A blush appeared on her cheeks. “Which we had.”
“That is for us to know and for others to keep their opinions to themselves. Even silent ones.”
Bella eyed him pityingly. “Anyone with half a brain would have been able to see through my ramblings of the two of us being related.”
“Then why bother?”
“Someone had to.”
“Why?” He shrugged. “I owe the Monroes no explanation as to my movements or the reason for them.”
“Are you deliberately trying to irritate me?”
His lips twitched. “I was not aware I needed to try in order to do that.”
“No. Well. You do not.” She smoothed the skirt of her traveling gown, a deep russet affair that perfectly suited her olive complexion and black hair. “But you might have at least attempted to act as if I was not talking nonsense.”

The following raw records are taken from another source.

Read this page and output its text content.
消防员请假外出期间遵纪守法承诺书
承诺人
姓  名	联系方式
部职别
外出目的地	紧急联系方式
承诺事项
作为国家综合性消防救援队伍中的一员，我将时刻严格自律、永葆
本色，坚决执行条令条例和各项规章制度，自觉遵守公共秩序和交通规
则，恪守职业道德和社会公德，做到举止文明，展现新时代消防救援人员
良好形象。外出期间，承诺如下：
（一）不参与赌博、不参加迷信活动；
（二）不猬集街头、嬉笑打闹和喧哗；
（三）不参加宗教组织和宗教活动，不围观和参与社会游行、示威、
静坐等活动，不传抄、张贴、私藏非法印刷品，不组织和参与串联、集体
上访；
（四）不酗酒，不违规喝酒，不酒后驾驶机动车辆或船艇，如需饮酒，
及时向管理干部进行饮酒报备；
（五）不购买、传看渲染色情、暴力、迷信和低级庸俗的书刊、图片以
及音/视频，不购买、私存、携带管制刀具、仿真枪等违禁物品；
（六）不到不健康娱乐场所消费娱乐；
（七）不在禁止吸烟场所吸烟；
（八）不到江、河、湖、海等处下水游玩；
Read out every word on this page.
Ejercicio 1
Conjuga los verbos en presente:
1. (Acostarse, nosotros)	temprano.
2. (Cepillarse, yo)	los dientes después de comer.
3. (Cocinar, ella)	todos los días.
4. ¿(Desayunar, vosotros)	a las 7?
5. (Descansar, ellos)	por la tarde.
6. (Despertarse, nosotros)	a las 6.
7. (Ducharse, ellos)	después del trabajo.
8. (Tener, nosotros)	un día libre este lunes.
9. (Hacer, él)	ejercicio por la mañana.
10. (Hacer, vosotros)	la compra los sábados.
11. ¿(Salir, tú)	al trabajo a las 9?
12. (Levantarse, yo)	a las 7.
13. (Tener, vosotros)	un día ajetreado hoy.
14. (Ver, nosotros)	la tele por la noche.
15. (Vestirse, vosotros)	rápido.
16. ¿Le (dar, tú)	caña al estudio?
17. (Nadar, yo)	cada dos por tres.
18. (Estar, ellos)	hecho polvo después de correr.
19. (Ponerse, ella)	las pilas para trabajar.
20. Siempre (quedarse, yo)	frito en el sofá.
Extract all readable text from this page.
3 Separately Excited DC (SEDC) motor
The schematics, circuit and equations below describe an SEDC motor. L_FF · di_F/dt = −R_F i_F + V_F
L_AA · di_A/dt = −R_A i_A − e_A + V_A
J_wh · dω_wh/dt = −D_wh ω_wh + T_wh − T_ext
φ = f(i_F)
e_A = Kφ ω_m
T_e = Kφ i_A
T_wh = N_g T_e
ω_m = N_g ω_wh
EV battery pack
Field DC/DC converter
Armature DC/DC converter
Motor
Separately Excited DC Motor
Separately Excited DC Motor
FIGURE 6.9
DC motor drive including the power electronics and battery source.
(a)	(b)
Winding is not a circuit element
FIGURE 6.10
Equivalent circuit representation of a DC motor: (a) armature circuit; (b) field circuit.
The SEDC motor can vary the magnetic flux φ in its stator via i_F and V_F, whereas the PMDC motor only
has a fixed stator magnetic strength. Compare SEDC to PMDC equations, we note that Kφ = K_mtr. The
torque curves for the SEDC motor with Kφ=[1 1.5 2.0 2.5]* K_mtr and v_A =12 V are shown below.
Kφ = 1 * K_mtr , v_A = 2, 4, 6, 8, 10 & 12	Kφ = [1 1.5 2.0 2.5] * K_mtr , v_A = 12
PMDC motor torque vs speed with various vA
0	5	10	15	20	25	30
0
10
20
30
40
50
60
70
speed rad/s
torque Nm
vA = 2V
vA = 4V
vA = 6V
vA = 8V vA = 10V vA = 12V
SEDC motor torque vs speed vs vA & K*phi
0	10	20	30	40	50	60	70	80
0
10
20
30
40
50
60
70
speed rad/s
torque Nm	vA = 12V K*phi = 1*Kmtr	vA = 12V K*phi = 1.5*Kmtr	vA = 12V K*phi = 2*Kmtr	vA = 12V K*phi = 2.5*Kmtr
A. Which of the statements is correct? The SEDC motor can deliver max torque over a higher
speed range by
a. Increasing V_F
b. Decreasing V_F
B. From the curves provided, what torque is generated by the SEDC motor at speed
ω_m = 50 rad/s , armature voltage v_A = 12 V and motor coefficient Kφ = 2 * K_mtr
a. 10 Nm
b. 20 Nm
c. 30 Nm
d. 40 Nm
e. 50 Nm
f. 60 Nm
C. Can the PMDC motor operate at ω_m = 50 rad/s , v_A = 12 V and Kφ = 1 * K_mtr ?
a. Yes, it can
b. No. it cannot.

“What the Monroes think of me, of us, is of absolutely no importance to me,” he dismissed in a bored voice.
Bella’s cheeks became flushed. “Some of us do not have the luxury of a dukedom to protect us from our sins.”
Dante’s eyes narrowed. “And what sins have you committed?”
Bella did not care for the way Dante was now looking at her. Nor did she like his aloofness this morning. Wearing a black superfine—in deference to the dowager’s death, perhaps—a dark gray waistcoat and pantaloons, and his linen snowy white, he looked every inch the aristocratic Duke of Huntley rather than the dominating lover who had demanded her responses last night.